There are no major diversions in the core gameplay from Season 1, really. You navigate interconnected scenes, collect items to use in puzzles, and converse with any useful individuals present. Each episode now has a map you can use to travel between different areas, but all this means is a little more variety in the locales within the episode. It also makes the game feel a little sparser, since you’ll be spending less time in a given place as you zip around in search of secrets.
What is different is the pace of the game. Season 2 is a bit longer than Season 1, around 45 minutes to an hour per episode, and that time is a little more guided than before. Whereas Season 1 left you to mostly wander and puzzle out the details of each location yourself, Season 2 has more cutscenes and incidental events to stumble across. There’s more going on in each area, and that sometimes means the spooks and the puzzles are more spaced out than before. The connections between episodes are also noticeably rougher, with a few of the jumps coming up in the closing cutscene with not much context.

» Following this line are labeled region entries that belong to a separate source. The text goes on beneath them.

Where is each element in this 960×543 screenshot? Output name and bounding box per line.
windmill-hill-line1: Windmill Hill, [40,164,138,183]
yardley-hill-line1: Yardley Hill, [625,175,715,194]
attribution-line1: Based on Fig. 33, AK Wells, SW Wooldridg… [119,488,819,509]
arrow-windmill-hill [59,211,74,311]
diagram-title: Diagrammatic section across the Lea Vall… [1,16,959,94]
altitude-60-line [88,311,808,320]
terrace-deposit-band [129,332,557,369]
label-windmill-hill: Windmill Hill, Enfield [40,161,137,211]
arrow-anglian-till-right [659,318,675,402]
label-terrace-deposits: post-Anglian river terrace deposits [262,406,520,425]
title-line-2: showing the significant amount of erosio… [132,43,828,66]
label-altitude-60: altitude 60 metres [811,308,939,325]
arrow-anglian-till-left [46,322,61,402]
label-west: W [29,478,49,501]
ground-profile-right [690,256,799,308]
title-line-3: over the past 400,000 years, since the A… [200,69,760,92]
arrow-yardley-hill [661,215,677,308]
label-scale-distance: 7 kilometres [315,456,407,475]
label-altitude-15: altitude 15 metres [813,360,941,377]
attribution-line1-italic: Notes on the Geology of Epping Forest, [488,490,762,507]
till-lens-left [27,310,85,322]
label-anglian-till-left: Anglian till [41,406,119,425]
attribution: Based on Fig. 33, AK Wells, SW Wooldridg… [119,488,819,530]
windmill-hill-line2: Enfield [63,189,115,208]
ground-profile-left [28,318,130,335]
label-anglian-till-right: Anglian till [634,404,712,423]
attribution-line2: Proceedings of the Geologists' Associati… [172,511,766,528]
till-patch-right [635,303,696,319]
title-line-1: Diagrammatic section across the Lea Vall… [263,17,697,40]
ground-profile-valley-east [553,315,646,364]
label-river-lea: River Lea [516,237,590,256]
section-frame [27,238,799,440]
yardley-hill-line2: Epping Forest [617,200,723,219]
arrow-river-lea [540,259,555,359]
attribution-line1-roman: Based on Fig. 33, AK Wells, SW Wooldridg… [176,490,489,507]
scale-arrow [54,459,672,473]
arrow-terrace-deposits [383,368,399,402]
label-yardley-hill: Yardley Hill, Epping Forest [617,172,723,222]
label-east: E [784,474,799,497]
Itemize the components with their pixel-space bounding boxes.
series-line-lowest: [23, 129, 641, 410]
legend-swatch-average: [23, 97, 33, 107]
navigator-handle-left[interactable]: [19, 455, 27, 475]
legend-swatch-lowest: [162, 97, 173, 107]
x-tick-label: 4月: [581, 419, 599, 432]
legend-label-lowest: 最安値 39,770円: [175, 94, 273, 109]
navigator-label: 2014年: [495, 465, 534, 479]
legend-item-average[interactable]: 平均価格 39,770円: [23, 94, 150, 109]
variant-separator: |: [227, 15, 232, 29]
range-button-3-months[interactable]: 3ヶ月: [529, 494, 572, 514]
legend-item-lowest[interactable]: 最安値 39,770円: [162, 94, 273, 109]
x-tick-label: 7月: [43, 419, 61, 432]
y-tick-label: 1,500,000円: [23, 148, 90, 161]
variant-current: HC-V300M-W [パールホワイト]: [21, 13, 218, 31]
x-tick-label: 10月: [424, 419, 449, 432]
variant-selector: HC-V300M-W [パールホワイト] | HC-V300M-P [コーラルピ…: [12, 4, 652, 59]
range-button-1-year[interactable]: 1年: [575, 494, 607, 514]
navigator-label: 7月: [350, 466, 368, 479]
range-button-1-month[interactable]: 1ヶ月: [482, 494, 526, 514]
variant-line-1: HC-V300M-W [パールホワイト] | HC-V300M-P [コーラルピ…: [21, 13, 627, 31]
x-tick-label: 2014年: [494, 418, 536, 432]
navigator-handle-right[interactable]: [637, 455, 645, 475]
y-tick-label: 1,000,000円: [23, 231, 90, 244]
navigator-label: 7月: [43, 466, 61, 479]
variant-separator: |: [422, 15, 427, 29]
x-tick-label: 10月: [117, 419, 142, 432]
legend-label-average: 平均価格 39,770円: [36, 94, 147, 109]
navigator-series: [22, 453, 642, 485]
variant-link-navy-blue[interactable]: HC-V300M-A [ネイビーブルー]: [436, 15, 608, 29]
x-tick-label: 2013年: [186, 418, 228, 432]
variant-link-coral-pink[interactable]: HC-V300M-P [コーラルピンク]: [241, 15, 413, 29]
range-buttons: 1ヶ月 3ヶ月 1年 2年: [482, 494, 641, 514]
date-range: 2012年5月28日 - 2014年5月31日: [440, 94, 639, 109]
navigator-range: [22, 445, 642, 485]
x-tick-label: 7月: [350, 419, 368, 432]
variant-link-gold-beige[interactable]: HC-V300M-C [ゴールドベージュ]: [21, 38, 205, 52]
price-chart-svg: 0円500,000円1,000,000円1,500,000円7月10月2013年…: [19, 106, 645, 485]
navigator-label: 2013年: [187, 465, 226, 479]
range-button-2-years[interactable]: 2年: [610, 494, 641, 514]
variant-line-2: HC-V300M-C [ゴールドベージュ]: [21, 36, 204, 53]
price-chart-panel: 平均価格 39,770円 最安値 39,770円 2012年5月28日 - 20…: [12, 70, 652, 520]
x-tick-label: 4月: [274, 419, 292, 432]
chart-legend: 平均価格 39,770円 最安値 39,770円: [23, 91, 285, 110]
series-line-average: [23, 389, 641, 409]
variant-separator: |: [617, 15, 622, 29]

By episode 2 I wasn’t sure if I was liking where it was going or how it was getting there. But by the end of that episode I was hooked, and the game improved to previously unseen heights as it rolled on. For one thing, the puzzles become more intricate and clever further in, especially once you pass the sprawling riddle in episode 2. Season 2 also dispenses with most of the jump scares and stingers of Season 1 in favor of some incredible atmosphere and creeping dread. The stakes of the story are much higher here, and you see that play out in the events that unfold.
I really can’t stress enough how good the atmosphere and storytelling are here. Honestly, The Game Kitchen really gets Lovecraft better than anyone else I’ve seen in the gaming world. Season 2 takes place in a world where ancient, eldritch forces simply are, where they are clearly a foundation of reality and the little people you meet have simply learned to live with them in their own twisted ways. From start to finish you feel that great and terrible weight, moreso than in Season 1, and the story does not shy away from the ultimate confrontation in the end. The final episode is a triumph of eldritch terror, diving head-first into true cosmic horror and giving life to everything hinted at up to the point in a way that does not disappoint.
Fans of cosmic horror need to have this series at the top of their list. The Last Door captures that feeling of hopelessness in the face of the vast unknowable, while at the same time telling a very human story about temptation and hubris. Don’t let the chunky pixel art put you off, for it very effectively leaves just enough to the imagination to make the terrors you face that much more terrible. And the the fantastic sound design more than makes up for any graphical gripes, featuring rich, detailed effects and an orchestral soundtrack that soars when it needs to and unsettles when it can. Rare are the games that can engage your fears and imagination so effectively, and The Last Door should be lauded for standing so tall among them.